Jeudi, à l'émission matinale de France Inter, l'animateur Patrick Cohen discute avec le vice-président du Front national, Florian Philippot.

Il commence par lui demander de réagir aux propos de Donald Trump, candidat à l'investiture républicaine aux États-Unis, qui veut interdire l'accès du pays à tous les musulmans.

C'est vraiment n'importe quoi, s'indigne Florian Philippot, qui jure que son propre parti sait bien faire la distinction entre musulmans et intégristes.

Vraiment ? Pourtant, Marion Maréchal-Le Pen, nièce de la leader du FN, Marine Le Pen, a déjà déclaré que « les musulmans ne peuvent espérer en France avoir le même rang que les chrétiens », lui rappelle l'animateur.

Florian Philippot patine un peu, évoquant un vague communiqué où la blonde frontiste se serait expliquée au sujet de cette déclaration.
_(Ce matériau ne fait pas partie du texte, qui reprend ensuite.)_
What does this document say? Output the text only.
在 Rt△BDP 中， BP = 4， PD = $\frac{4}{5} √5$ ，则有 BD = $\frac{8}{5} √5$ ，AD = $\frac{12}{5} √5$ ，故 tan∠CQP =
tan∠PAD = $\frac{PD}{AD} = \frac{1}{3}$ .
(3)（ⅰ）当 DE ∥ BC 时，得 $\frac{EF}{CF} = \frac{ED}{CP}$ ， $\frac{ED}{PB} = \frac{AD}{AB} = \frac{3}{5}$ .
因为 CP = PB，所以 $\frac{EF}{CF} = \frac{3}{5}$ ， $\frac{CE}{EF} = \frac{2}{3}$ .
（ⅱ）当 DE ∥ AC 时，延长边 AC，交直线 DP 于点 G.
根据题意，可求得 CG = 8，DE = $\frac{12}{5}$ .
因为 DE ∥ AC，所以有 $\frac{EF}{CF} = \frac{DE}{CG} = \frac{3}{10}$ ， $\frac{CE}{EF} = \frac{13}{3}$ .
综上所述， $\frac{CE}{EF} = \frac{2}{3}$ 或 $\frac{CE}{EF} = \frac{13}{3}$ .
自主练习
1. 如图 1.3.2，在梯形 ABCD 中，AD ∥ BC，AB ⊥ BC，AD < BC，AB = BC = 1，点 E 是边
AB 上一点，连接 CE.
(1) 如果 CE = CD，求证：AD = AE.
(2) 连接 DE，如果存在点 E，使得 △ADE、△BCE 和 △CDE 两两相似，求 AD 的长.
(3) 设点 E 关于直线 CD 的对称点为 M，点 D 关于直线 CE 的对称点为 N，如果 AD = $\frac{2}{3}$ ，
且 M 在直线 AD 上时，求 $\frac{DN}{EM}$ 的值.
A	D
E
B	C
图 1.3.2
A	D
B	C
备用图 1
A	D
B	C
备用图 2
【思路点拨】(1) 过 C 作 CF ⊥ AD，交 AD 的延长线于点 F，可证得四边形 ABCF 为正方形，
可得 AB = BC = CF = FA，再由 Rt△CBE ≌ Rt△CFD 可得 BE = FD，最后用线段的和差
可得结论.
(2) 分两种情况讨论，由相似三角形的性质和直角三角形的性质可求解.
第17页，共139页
Puis il se rabat sur le programme de son parti, lequel, jure-t-il, se tient loin de l'amalgame associant islam et fondamentalisme.

D'un côté, le programme officiel d'un parti de droite, certes, mais d'une droite relativement policée et quasi fréquentable. De l'autre, des discours qui montrent un visage beaucoup plus radical. Le FN de Marine Le Pen slalome entre ces deux réalités.

Quelle est donc la vraie nature de ce parti qui a causé un électrochoc, dimanche dernier, en remportant le premier tour des élections régionales - dont le second tour avait lieu dimanche ?

Jusqu'aux attentats du 13 novembre, le Front national maniait une rhétorique « alternant xénophobie et humanisme de façade », écrit la chercheuse Cécile Alduy dans une analyse des discours des candidats frontistes pendant la campagne électorale de l'automne. Mais après les attentats, les propos anti-islam et anti-immigration ont pris presque toute la place, constate l'auteure de Marine Le Pen prise aux mots, un essai analysant les discours de la chef du FN.

« Pour mériter la nationalité française, il faut parler français, manger français, vivre français », a notamment statué Marine Le Pen lors d'une rencontre avec ses militants corses, cet automne.

En coupant les ponts avec son père Jean-Marie Le Pen, fondateur du FN, dans un divorce fracassant, Marine Le Pen a voulu compléter la « dédiabolisation » de son parti. Mais cette coupure n'est qu'une illusion, selon Cécile Alduy, qui enseigne la littérature française à l'Université Stanford, en Californie.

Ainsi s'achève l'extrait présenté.